The Deficit View and Its Critics


  • Janette Dinishak University of California, Santa Cruz



autism, deficit view, neurodiversity, pathologization


This paper investigates what it is to understand human differences in terms of deficits and examines criticisms of this approach. In the past few decades, across many fields of inquiry and outside the academy there has been a surge of interest in critiquing "the deficit view" of all manner of group differences and deviations from the norm.  But what exactly is meant by "deficit view" and related terms when they figure in accounts of human differences?  Do critics of the deficit view claim that they are never appropriate or that particular applications of the approach are inappropriate?  The aim of this paper is twofold: to identify and articulate some of the conceptual issues at the heart of debates about deficit approaches and to examine how these issues matter. Autism is my focus case.
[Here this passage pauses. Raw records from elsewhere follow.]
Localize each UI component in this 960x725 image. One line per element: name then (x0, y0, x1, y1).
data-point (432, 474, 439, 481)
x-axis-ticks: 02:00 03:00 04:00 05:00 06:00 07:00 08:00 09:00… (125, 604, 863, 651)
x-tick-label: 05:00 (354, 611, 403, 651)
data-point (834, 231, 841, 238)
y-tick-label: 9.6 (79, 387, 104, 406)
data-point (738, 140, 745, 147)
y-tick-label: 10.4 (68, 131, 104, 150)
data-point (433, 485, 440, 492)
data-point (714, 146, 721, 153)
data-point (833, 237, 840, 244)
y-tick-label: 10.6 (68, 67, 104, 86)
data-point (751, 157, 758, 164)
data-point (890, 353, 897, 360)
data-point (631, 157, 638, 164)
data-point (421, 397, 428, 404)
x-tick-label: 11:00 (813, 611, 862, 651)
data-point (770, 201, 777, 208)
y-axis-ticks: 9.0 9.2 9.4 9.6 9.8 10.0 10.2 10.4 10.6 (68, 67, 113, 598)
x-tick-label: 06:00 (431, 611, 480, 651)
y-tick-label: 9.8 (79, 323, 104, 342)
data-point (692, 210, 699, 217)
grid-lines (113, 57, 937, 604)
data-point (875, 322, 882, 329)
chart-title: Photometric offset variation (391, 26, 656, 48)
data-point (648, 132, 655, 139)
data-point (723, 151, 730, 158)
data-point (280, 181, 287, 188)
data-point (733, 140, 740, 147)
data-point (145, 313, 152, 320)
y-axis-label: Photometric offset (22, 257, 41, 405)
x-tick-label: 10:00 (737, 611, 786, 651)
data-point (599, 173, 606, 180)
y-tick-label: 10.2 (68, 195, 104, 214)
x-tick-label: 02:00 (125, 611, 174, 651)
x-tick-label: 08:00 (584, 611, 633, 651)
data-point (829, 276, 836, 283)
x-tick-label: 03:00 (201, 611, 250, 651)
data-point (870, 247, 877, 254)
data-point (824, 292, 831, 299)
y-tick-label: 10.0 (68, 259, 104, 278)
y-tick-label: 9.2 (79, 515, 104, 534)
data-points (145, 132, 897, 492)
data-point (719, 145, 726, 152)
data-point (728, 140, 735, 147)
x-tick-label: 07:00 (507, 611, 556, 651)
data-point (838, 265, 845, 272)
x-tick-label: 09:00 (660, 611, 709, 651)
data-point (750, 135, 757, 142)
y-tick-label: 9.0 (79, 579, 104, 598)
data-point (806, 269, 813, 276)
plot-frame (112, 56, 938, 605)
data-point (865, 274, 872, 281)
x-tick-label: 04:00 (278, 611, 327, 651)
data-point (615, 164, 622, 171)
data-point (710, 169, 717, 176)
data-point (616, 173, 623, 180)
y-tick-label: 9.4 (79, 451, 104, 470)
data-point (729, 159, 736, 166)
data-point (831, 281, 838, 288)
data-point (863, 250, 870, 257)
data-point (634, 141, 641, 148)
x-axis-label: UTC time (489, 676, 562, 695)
As we will see, many critiques of the deficit view of autism tend to characterize what is problematic about taking a deficit view in terms of the personal and social harm that deficit views can or do effect.  One important upshot of my discussion, I argue, is that there is another kind of drawback to deficit thinking that is independent of the deficit view's potential negative personal and social consequences, a drawback that deserves serious consideration and sustained critical attention: in some instances, at least, deficit views impede scientific and philosophical progress in our understanding of the phenomena themselves.  Thus, articulating and assessing deficit approaches is of practical and theoretical importance.